Of course, we are being entirely off topic here, you know.

Roger Gathmann said...

were playmate hostesses -- with playmate hostesses. I'm typing typos today.

Anonymous said...

It was supposedly about the late 90's, but had already been infected by the post-9/11 world when those potentials were actually being realized (they had not gotten nearly that far in 1999). It's the first work I've seen which actively goes against the speeding technology as if there could really be an alternative to a vacuum. The idea of 'living on a disk' eternally is not that different from what you read now in Kurzweil's newsletter and books about the wonders of living 1000s of years in your new robot body. Kurzeil himself has weekly 'nutritionals' that are exactly like the daily checkups Packer had. Anyone who doesn't support these ideas as not only desirable but inevitable anyway is 'a Luddite.' The limo I couldn't swear to, but the 47th Street environments, new and old, have not been described as they are this well--it is that they seem to be beyond description, the very idea of trying to describe the electronic displays of financial info and outmoded ATM's in old-fashioned prose is so wearying a thought that there can seem to be no reason to bother with it, it seems so impotent compared to what is being described. I'll admit that it's the kind of novel only possible to write after you already have a huge reputation. If anyone today is writing with more real power about the moment in fiction, I'd be glad to know about it. Sorry for being so off-topic.

Roger Gathmann said...

Mr. NYP
I was just being a little Professor Unrat-ish with my off topic comment. Obviously, any comments are more than welcome!

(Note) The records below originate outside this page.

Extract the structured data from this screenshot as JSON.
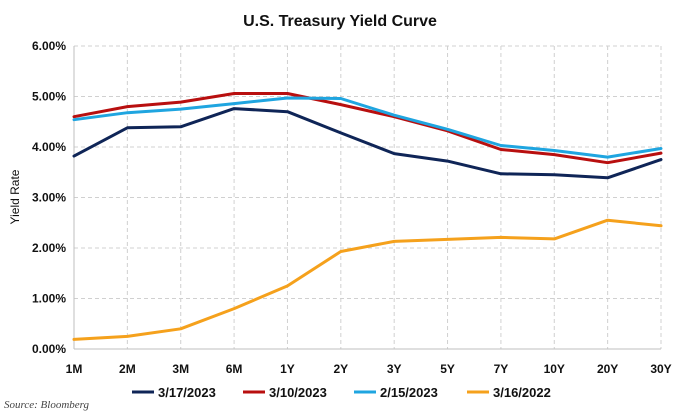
{
  "chart_data": {
    "type": "line",
    "title": "U.S. Treasury Yield Curve",
    "xlabel": "",
    "ylabel": "Yield Rate",
    "categories": [
      "1M",
      "2M",
      "3M",
      "6M",
      "1Y",
      "2Y",
      "3Y",
      "5Y",
      "7Y",
      "10Y",
      "20Y",
      "30Y"
    ],
    "ylim": [
      0,
      6
    ],
    "yticks": [
      "0.00%",
      "1.00%",
      "2.00%",
      "3.00%",
      "4.00%",
      "5.00%",
      "6.00%"
    ],
    "grid": true,
    "legend_position": "bottom",
    "series": [
      {
        "name": "3/17/2023",
        "color": "#0f2557",
        "values": [
          3.82,
          4.38,
          4.4,
          4.76,
          4.7,
          4.28,
          3.87,
          3.72,
          3.47,
          3.45,
          3.39,
          3.75
        ]
      },
      {
        "name": "3/10/2023",
        "color": "#b80f0f",
        "values": [
          4.6,
          4.8,
          4.89,
          5.06,
          5.06,
          4.84,
          4.6,
          4.32,
          3.95,
          3.85,
          3.69,
          3.88
        ]
      },
      {
        "name": "2/15/2023",
        "color": "#1fa5e0",
        "values": [
          4.54,
          4.68,
          4.75,
          4.86,
          4.97,
          4.96,
          4.63,
          4.35,
          4.03,
          3.93,
          3.8,
          3.97
        ]
      },
      {
        "name": "3/16/2022",
        "color": "#f5a11c",
        "values": [
          0.19,
          0.25,
          0.4,
          0.8,
          1.25,
          1.93,
          2.13,
          2.17,
          2.21,
          2.18,
          2.55,
          2.44
        ]
      }
    ]
  },
  "source": "Source: Bloomberg"
}
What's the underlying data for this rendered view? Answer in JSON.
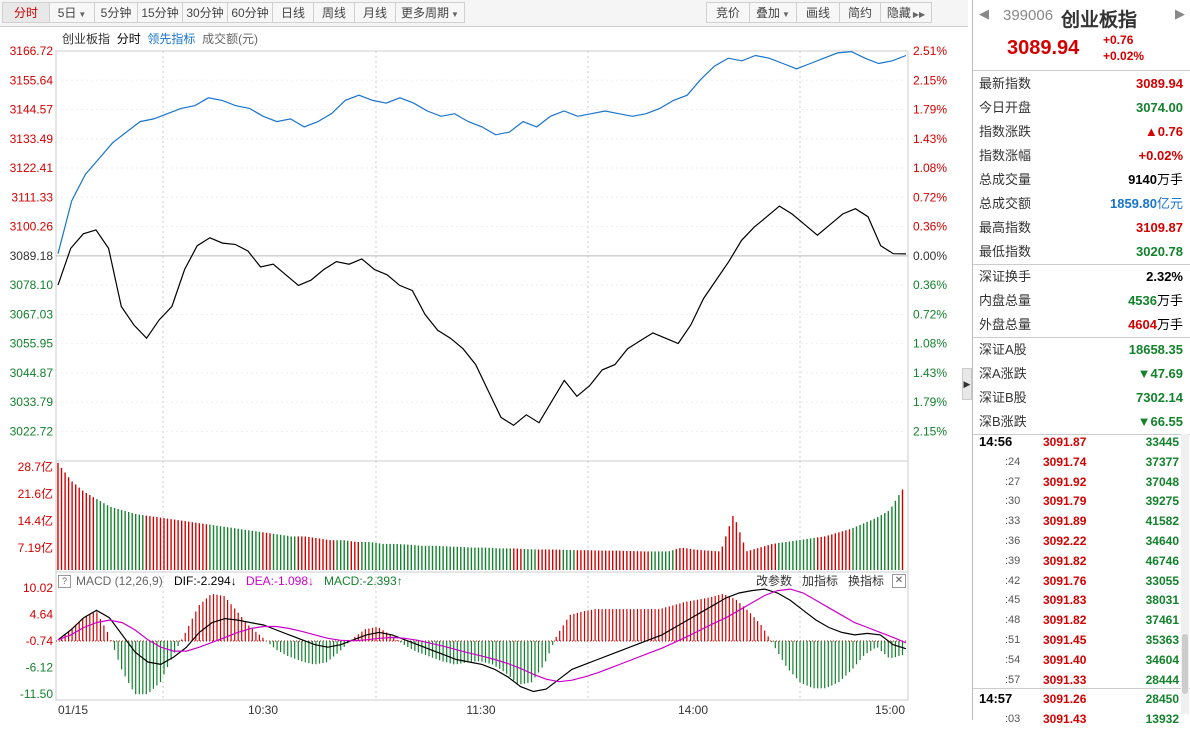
{
  "toolbar": {
    "left": [
      {
        "label": "分时",
        "active": true,
        "dropdown": false
      },
      {
        "label": "5日",
        "active": false,
        "dropdown": true
      },
      {
        "label": "5分钟",
        "active": false,
        "dropdown": false
      },
      {
        "label": "15分钟",
        "active": false,
        "dropdown": false
      },
      {
        "label": "30分钟",
        "active": false,
        "dropdown": false
      },
      {
        "label": "60分钟",
        "active": false,
        "dropdown": false
      },
      {
        "label": "日线",
        "active": false,
        "dropdown": false
      },
      {
        "label": "周线",
        "active": false,
        "dropdown": false
      },
      {
        "label": "月线",
        "active": false,
        "dropdown": false
      },
      {
        "label": "更多周期",
        "active": false,
        "dropdown": true
      }
    ],
    "right": [
      {
        "label": "竞价",
        "dropdown": false
      },
      {
        "label": "叠加",
        "dropdown": true
      },
      {
        "label": "画线",
        "dropdown": false
      },
      {
        "label": "简约",
        "dropdown": false
      },
      {
        "label": "隐藏",
        "dropdown": false
      }
    ]
  },
  "legend": {
    "name": "创业板指",
    "type": "分时",
    "lead": "领先指标",
    "turnover": "成交额(元)"
  },
  "price_axis": [
    "3166.72",
    "3155.64",
    "3144.57",
    "3133.49",
    "3122.41",
    "3111.33",
    "3100.26",
    "3089.18",
    "3078.10",
    "3067.03",
    "3055.95",
    "3044.87",
    "3033.79",
    "3022.72"
  ],
  "pct_axis": [
    "2.51%",
    "2.15%",
    "1.79%",
    "1.43%",
    "1.08%",
    "0.72%",
    "0.36%",
    "0.00%",
    "0.36%",
    "0.72%",
    "1.08%",
    "1.43%",
    "1.79%",
    "2.15%"
  ],
  "volume_axis": [
    "28.7亿",
    "21.6亿",
    "14.4亿",
    "7.19亿"
  ],
  "macd_header": {
    "name": "MACD (12,26,9)",
    "dif": "DIF:-2.294",
    "dea": "DEA:-1.098",
    "macd": "MACD:-2.393",
    "dif_arrow": "↓",
    "dea_arrow": "↓",
    "macd_arrow": "↑",
    "change_param": "改参数",
    "add_indicator": "加指标",
    "switch_indicator": "换指标",
    "close": "✕"
  },
  "macd_axis": [
    "10.02",
    "4.64",
    "-0.74",
    "-6.12",
    "-11.50"
  ],
  "time_axis": [
    "01/15",
    "10:30",
    "11:30",
    "14:00",
    "15:00"
  ],
  "colors": {
    "up": "#d40000",
    "down": "#13822c",
    "line_blue": "#1874cd",
    "dea": "#cc00cc"
  },
  "chart_data": [
    {
      "type": "line",
      "series": [
        {
          "name": "创业板指",
          "values": [
            3078.1,
            3092.0,
            3097.5,
            3099.0,
            3092.0,
            3070.0,
            3063.0,
            3058.0,
            3065.0,
            3070.0,
            3084.0,
            3093.0,
            3096.0,
            3094.0,
            3093.5,
            3091.0,
            3085.0,
            3086.0,
            3082.0,
            3078.0,
            3080.0,
            3084.0,
            3087.0,
            3086.0,
            3088.0,
            3084.0,
            3082.0,
            3078.0,
            3076.0,
            3067.0,
            3061.0,
            3058.0,
            3054.0,
            3048.0,
            3038.0,
            3028.0,
            3025.0,
            3029.0,
            3026.0,
            3034.0,
            3042.0,
            3036.0,
            3040.0,
            3046.0,
            3048.0,
            3054.0,
            3057.0,
            3060.0,
            3058.0,
            3056.0,
            3063.0,
            3073.0,
            3080.0,
            3087.0,
            3095.0,
            3100.0,
            3104.0,
            3108.0,
            3105.0,
            3101.0,
            3097.0,
            3101.0,
            3105.0,
            3107.0,
            3104.0,
            3093.0,
            3090.0,
            3089.9
          ]
        },
        {
          "name": "领先指标",
          "values": [
            3090.0,
            3110.0,
            3120.0,
            3126.0,
            3132.0,
            3136.0,
            3140.0,
            3141.0,
            3143.0,
            3145.0,
            3146.0,
            3149.0,
            3148.0,
            3146.0,
            3145.0,
            3142.0,
            3140.0,
            3141.0,
            3138.0,
            3140.0,
            3143.0,
            3148.0,
            3150.0,
            3148.0,
            3147.0,
            3149.0,
            3147.0,
            3144.0,
            3142.0,
            3143.0,
            3140.0,
            3138.0,
            3135.0,
            3136.0,
            3140.0,
            3138.0,
            3142.0,
            3144.0,
            3142.0,
            3143.0,
            3144.0,
            3143.0,
            3142.0,
            3143.0,
            3145.0,
            3148.0,
            3150.0,
            3156.0,
            3161.0,
            3164.0,
            3163.0,
            3165.0,
            3164.0,
            3162.0,
            3160.0,
            3162.0,
            3164.0,
            3166.0,
            3166.5,
            3164.0,
            3162.0,
            3163.0,
            3165.0
          ]
        }
      ],
      "ylim": [
        3022.72,
        3166.72
      ]
    },
    {
      "type": "bar",
      "series": [
        {
          "name": "成交额",
          "values": [
            28.7,
            24.0,
            21.0,
            19.0,
            17.0,
            16.0,
            15.0,
            14.5,
            14.0,
            13.5,
            13.0,
            12.5,
            12.0,
            11.5,
            11.0,
            10.5,
            10.0,
            9.5,
            9.0,
            9.0,
            8.5,
            8.0,
            8.0,
            7.5,
            7.5,
            7.0,
            7.0,
            6.8,
            6.5,
            6.5,
            6.3,
            6.2,
            6.0,
            6.0,
            5.8,
            5.8,
            5.6,
            5.5,
            5.5,
            5.4,
            5.3,
            5.3,
            5.2,
            5.2,
            5.1,
            5.0,
            5.0,
            5.0,
            6.0,
            5.5,
            5.2,
            5.0,
            15.0,
            5.0,
            6.0,
            7.0,
            7.5,
            8.0,
            8.5,
            9.0,
            10.0,
            11.0,
            12.5,
            14.0,
            16.0,
            21.6
          ]
        }
      ],
      "ylim": [
        0,
        28.7
      ]
    },
    {
      "type": "line",
      "series": [
        {
          "name": "DIF",
          "values": [
            -0.5,
            1.5,
            4.0,
            5.5,
            4.0,
            0.5,
            -3.0,
            -5.0,
            -5.5,
            -4.0,
            -2.0,
            1.0,
            3.0,
            3.8,
            3.5,
            3.0,
            2.5,
            1.5,
            0.5,
            -0.5,
            -1.5,
            -2.0,
            -1.5,
            -0.5,
            0.5,
            1.0,
            0.5,
            -0.5,
            -1.5,
            -2.5,
            -3.5,
            -4.5,
            -5.0,
            -5.5,
            -6.5,
            -8.0,
            -10.0,
            -11.0,
            -10.5,
            -8.5,
            -6.5,
            -5.5,
            -4.5,
            -3.5,
            -2.5,
            -1.5,
            -0.5,
            0.5,
            2.0,
            3.5,
            5.0,
            6.5,
            8.0,
            9.0,
            9.5,
            9.8,
            9.0,
            7.5,
            5.5,
            3.5,
            2.0,
            1.0,
            0.5,
            0.8,
            0.5,
            -1.5,
            -2.294
          ]
        },
        {
          "name": "DEA",
          "values": [
            -0.5,
            0.5,
            2.0,
            3.0,
            3.5,
            3.0,
            1.5,
            -0.5,
            -2.0,
            -2.8,
            -2.8,
            -2.0,
            -1.0,
            0.0,
            1.0,
            1.8,
            2.2,
            2.2,
            1.8,
            1.2,
            0.5,
            -0.2,
            -0.6,
            -0.7,
            -0.5,
            -0.2,
            0.0,
            -0.2,
            -0.6,
            -1.2,
            -1.8,
            -2.5,
            -3.2,
            -3.8,
            -4.5,
            -5.3,
            -6.3,
            -7.5,
            -8.5,
            -9.0,
            -8.7,
            -8.0,
            -7.2,
            -6.2,
            -5.2,
            -4.2,
            -3.2,
            -2.2,
            -1.0,
            0.2,
            1.5,
            2.8,
            4.0,
            5.5,
            7.0,
            8.5,
            9.5,
            9.8,
            9.0,
            7.5,
            6.0,
            4.5,
            3.0,
            2.0,
            1.0,
            0.0,
            -1.098
          ]
        }
      ],
      "ylim": [
        -11.5,
        10.02
      ]
    }
  ],
  "stock": {
    "code": "399006",
    "name": "创业板指",
    "price": "3089.94",
    "change": "+0.76",
    "pct": "+0.02%"
  },
  "info_rows": [
    {
      "k": "最新指数",
      "v": "3089.94",
      "c": "red",
      "unit": ""
    },
    {
      "k": "今日开盘",
      "v": "3074.00",
      "c": "green",
      "unit": ""
    },
    {
      "k": "指数涨跌",
      "v": "▲0.76",
      "c": "red",
      "unit": ""
    },
    {
      "k": "指数涨幅",
      "v": "+0.02%",
      "c": "red",
      "unit": ""
    },
    {
      "k": "总成交量",
      "v": "9140",
      "c": "black",
      "unit": "万手"
    },
    {
      "k": "总成交额",
      "v": "1859.80",
      "c": "blue",
      "unit": "亿元"
    },
    {
      "k": "最高指数",
      "v": "3109.87",
      "c": "red",
      "unit": ""
    },
    {
      "k": "最低指数",
      "v": "3020.78",
      "c": "green",
      "unit": ""
    },
    {
      "k": "深证换手",
      "v": "2.32%",
      "c": "black",
      "unit": ""
    },
    {
      "k": "内盘总量",
      "v": "4536",
      "c": "green",
      "unit": "万手"
    },
    {
      "k": "外盘总量",
      "v": "4604",
      "c": "red",
      "unit": "万手"
    },
    {
      "k": "深证A股",
      "v": "18658.35",
      "c": "green",
      "unit": ""
    },
    {
      "k": "深A涨跌",
      "v": "▼47.69",
      "c": "green",
      "unit": ""
    },
    {
      "k": "深证B股",
      "v": "7302.14",
      "c": "green",
      "unit": ""
    },
    {
      "k": "深B涨跌",
      "v": "▼66.55",
      "c": "green",
      "unit": ""
    }
  ],
  "ticks": [
    {
      "t": "14:56",
      "p": "3091.87",
      "q": "33445",
      "head": true
    },
    {
      "t": ":24",
      "p": "3091.74",
      "q": "37377",
      "head": false
    },
    {
      "t": ":27",
      "p": "3091.92",
      "q": "37048",
      "head": false
    },
    {
      "t": ":30",
      "p": "3091.79",
      "q": "39275",
      "head": false
    },
    {
      "t": ":33",
      "p": "3091.89",
      "q": "41582",
      "head": false
    },
    {
      "t": ":36",
      "p": "3092.22",
      "q": "34640",
      "head": false
    },
    {
      "t": ":39",
      "p": "3091.82",
      "q": "46746",
      "head": false
    },
    {
      "t": ":42",
      "p": "3091.76",
      "q": "33055",
      "head": false
    },
    {
      "t": ":45",
      "p": "3091.83",
      "q": "38031",
      "head": false
    },
    {
      "t": ":48",
      "p": "3091.82",
      "q": "37461",
      "head": false
    },
    {
      "t": ":51",
      "p": "3091.45",
      "q": "35363",
      "head": false
    },
    {
      "t": ":54",
      "p": "3091.40",
      "q": "34604",
      "head": false
    },
    {
      "t": ":57",
      "p": "3091.33",
      "q": "28444",
      "head": false
    },
    {
      "t": "14:57",
      "p": "3091.26",
      "q": "28450",
      "head": true
    },
    {
      "t": ":03",
      "p": "3091.43",
      "q": "13932",
      "head": false
    }
  ]
}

I made it seem like the only standard was in capturing the moment, and I know that isn't true. However, there are novels that somehow do succeed by presenting some event in which, as though in a magic mirror, we can see the who's who of the fairest and the ugliest of them all. My favorite of those moments is the horse racing scene in Nana, which jumped out at me the first time I read it since it so seamlessly showed what Zola thought of the society that was heading towards the debacle that lay ahead and at the same time shows only what was happening with Nana going to the races, the jokes, the bosoms, the picnic lunches, the faux nobility. While I think Delillo is really good at that kind of stuff - painting, somehow, the very tug of the meaning of the thing on the burnished or rusty or tawdry or common or oh so trademarked thing itself - I didn't see it in Cosmopolis.